Über 100 Fahrer gingen ins Netz: Polizei geht gegen Autoposer und Raser vor

Zahlreiche fehlerhafte Beleuchtungen, zu tiefe Fahrwerke, zu laute Auspuffanlagen und Tempoüberschreitungen stellte die Polizei fest.

Kassel. Neben den bereits in der Vergangenheit im Innenstadtbereich durchgeführten Polizeikontrollen hinsichtlich des nächtlichen Treibens sogenannter "Autoposer" und Raser nahmen Beamte der Verkehrsinspektion des Polizeipräsidiums Nordhessen diese Thematik am Freitagabend nun in einer Schwerpunktaktion ins Visier.

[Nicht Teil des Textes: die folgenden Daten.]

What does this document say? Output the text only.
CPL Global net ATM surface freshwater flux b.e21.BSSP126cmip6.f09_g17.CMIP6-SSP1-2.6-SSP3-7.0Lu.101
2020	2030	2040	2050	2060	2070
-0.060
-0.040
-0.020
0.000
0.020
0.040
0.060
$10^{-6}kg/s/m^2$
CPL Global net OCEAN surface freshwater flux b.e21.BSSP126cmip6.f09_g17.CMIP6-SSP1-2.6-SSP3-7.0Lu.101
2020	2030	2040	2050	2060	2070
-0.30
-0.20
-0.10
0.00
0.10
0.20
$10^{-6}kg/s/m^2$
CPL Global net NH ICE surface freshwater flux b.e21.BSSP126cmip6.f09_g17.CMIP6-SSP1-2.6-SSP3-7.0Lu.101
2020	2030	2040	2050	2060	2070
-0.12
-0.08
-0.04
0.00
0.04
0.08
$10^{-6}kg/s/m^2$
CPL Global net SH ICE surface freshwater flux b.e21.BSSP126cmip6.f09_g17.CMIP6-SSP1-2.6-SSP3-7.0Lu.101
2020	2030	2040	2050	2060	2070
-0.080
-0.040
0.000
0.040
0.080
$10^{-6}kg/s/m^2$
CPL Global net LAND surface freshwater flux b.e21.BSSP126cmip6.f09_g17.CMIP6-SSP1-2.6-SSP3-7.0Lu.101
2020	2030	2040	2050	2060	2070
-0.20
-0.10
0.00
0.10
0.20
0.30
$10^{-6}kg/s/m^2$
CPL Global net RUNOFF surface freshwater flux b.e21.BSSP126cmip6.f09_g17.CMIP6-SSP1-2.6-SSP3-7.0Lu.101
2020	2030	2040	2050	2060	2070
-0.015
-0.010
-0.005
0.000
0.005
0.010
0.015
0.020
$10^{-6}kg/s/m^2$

Mit Unterstützung des Ordnungsamtes der Stadt Kassel durch Geschwindigkeitsmessungen führten rund ein Dutzend fachkundiger Polizisten gezielt Kontrollen auffälliger Pkw und Fahrer durch und stellten dabei mit ihrem geschulten Auge immer wieder auch Verstöße fest. Einen Nissan zogen die Beamten schlussendlich wegen des Erlöschens seiner Betriebserlaubnis vorläufig aus dem Verkehr und stellten das Auto sicher. Der Wagen war durch seine äußerst laute Auspuffanlage aufgefallen und der Besitzer in den Verdacht geraten, diese manipuliert zu haben. Gegen den 30-Jährigen leiteten die Beamten ein entsprechendes Ordnungswidrigkeitenverfahren ein. Zudem darf er sein Auto erst wieder in Betrieb nehmen, wenn der Nachweis über die Vorschriftsmäßigkeit erbracht ist und Zulassungsstelle die Betriebserlaubnis wieder aufleben lässt.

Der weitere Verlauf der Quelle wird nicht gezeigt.